In a series of more than twenty novels, Fortún’s protagonist is Celia Gálvez de Montalbán, a precocious and rebellious girl from an affluent family who’s not afraid to question authority and dream, and that often gets her into trouble. Readers watch her grow from age seven through adolescence to the threshold of womanhood at seventeen, which is her age in this dark, inspiring novel about the war that changed Spain.

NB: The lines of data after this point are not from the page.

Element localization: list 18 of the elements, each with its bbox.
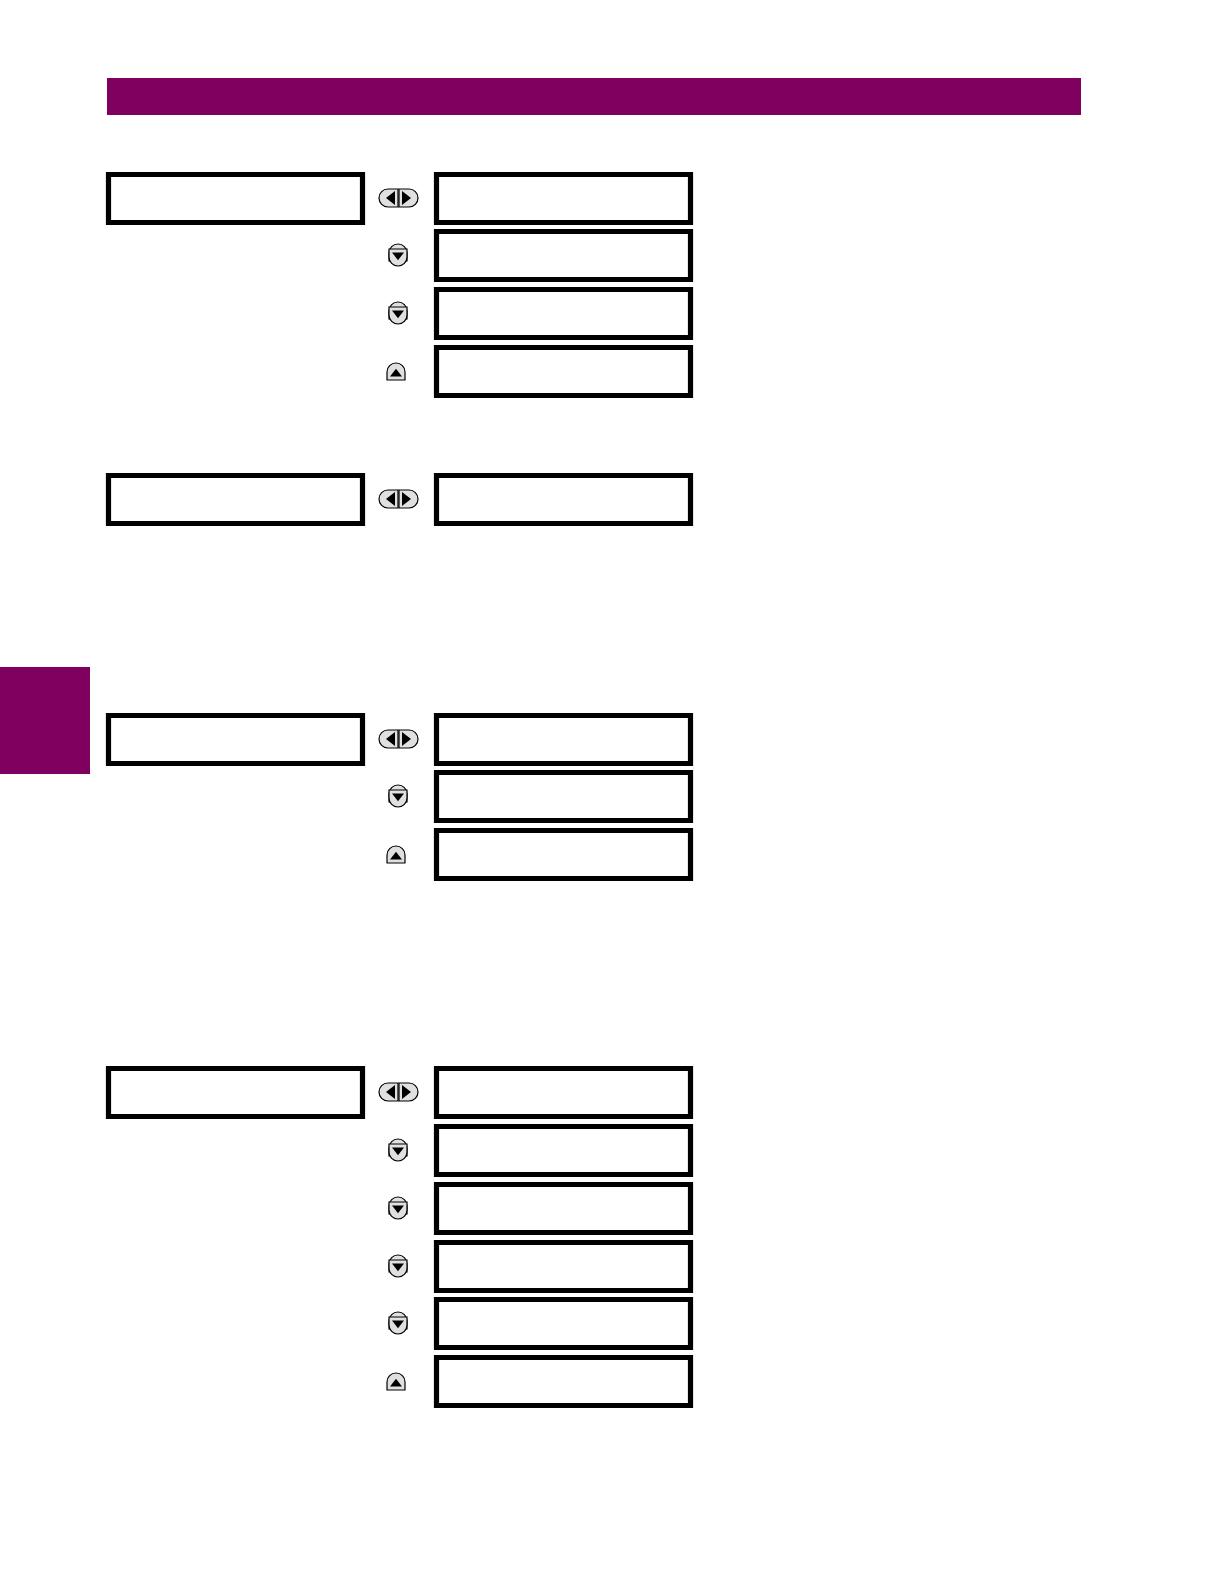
display-box: [105, 171, 366, 226]
display-box: [433, 171, 694, 226]
display-box: [433, 286, 694, 341]
display-box: [433, 827, 694, 882]
display-box: [105, 712, 366, 767]
display-box: [433, 344, 694, 399]
display-box: [433, 1239, 694, 1294]
display-box: [433, 769, 694, 824]
display-box: [433, 1296, 694, 1351]
display-box: [433, 712, 694, 767]
display-box: [433, 1065, 694, 1120]
display-box: [433, 472, 694, 527]
display-box: [433, 1181, 694, 1236]
display-box: [105, 1065, 366, 1120]
display-box: [105, 472, 366, 527]
display-box: [433, 1354, 694, 1409]
display-box: [433, 1123, 694, 1178]
display-box: [433, 228, 694, 283]
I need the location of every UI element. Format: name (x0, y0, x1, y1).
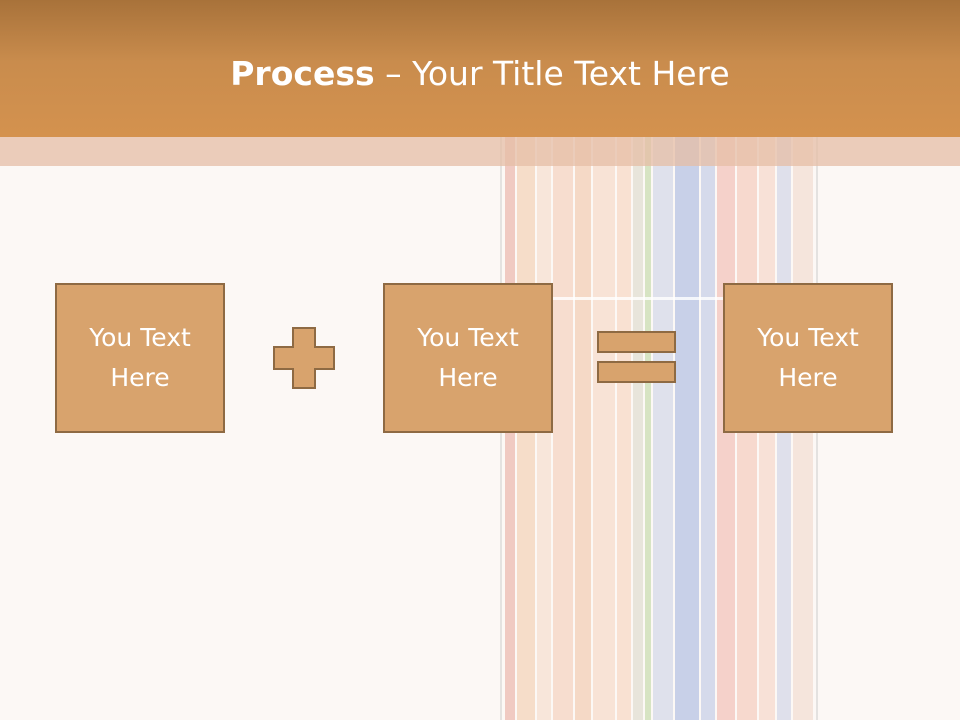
equals-icon (597, 331, 676, 383)
header-bar (0, 0, 960, 137)
process-box-3[interactable]: You Text Here (723, 283, 893, 433)
slide-title[interactable]: Process – Your Title Text Here (0, 52, 960, 96)
water-line (520, 297, 805, 300)
title-rest-part: – Your Title Text Here (374, 54, 730, 93)
header-band (0, 137, 960, 166)
process-box-1-text: You Text Here (89, 323, 191, 392)
process-box-2-text: You Text Here (417, 323, 519, 392)
process-box-2[interactable]: You Text Here (383, 283, 553, 433)
process-box-3-text: You Text Here (757, 323, 859, 392)
process-box-1[interactable]: You Text Here (55, 283, 225, 433)
title-bold-part: Process (230, 54, 375, 93)
plus-icon (273, 327, 335, 389)
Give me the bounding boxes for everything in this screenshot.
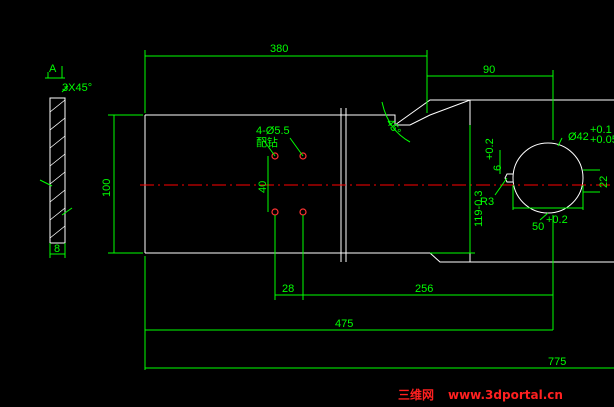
watermark-cn: 三维网 (398, 387, 434, 402)
datum-symbol (45, 66, 65, 79)
dim-119: 119-0.3 (473, 191, 485, 228)
dim-6: 6 (492, 165, 504, 171)
bore-tol-top: +0.1 (590, 124, 612, 136)
dim-90: 90 (483, 64, 495, 76)
chamfer-label: 3X45° (62, 82, 92, 94)
outline-chamfer (394, 99, 470, 126)
hole-1 (271, 152, 279, 160)
hole-4 (299, 208, 307, 216)
section-view: 8 3X45° A (39, 63, 92, 258)
dim-775: 775 (548, 356, 566, 368)
hole-3 (271, 208, 279, 216)
holes-label: 4-Ø5.5 (256, 125, 290, 137)
dim-475: 475 (335, 318, 353, 330)
dim-50: 50 (532, 221, 544, 233)
holes-note: 配钻 (256, 135, 278, 149)
dim-380: 380 (270, 43, 288, 55)
radius-label: R3 (480, 196, 494, 208)
dimension-lines (108, 50, 614, 370)
dim-256: 256 (415, 283, 433, 295)
dim-22: 22 (598, 176, 610, 188)
bore-circle (512, 142, 584, 214)
dim-100: 100 (101, 179, 113, 197)
section-body (49, 97, 66, 244)
dim-50-tol: +0.2 (546, 214, 568, 226)
watermark-url: www.3dportal.cn (448, 388, 563, 402)
bore-tol-bottom: +0.05 (590, 134, 614, 146)
bore-label: Ø42 (568, 131, 589, 143)
dim-8: 8 (54, 243, 60, 255)
mounting-holes (271, 152, 307, 216)
dim-40: 40 (257, 181, 269, 193)
dim-6-tol: +0.2 (484, 138, 496, 160)
part-outline (144, 99, 614, 263)
dim-28: 28 (282, 283, 294, 295)
outline-bottom (145, 252, 614, 263)
datum-label: A (49, 63, 57, 75)
outline-top (145, 99, 614, 126)
keyway (504, 173, 513, 183)
hole-2 (299, 152, 307, 160)
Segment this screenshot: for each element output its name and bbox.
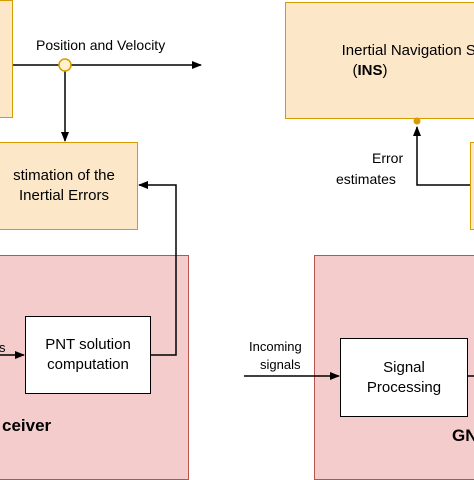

In this last narrative in the legendary series, Celia has an awakening that not even her lively imagination could have anticipated. The once carefree, innocent child prone to playful fantasies must suddenly confront a world that’s utterly changed, finding herself amid a bloody conflict, la Guerra Civil. Celia, now a madrecita, a little mother to her two younger sisters since the death of their mother, is forced into a life of hardship, a world of hunger, witness to violence, executions, bombing raids, and death. With Celia’s sorrows come her courageous and profound compassion, consoling and caring for virtually every war victim that crosses her path, no matter their political inclinations, and no matter all that Celia must contend with herself. Celia, despite all her travails, manages to survive with determination, defiance, and dignity.
Written immediately after the war, Celia in the Revolution was not published during Elena Fortún’s lifetime, until after the death of the dictator, Francisco Franco, due to censorship. This first major English translation by eminent scholar and Hispanist Michael Ugarte captures the narrative and nuances of Celia’s voice and others in this character-rich novel, and fellow eminent scholar and Hispanist Nuria Capdevila-Arguëlles’s preface brings powerful insights into this remarkable work by Elena Fortún that transcends young adult literature.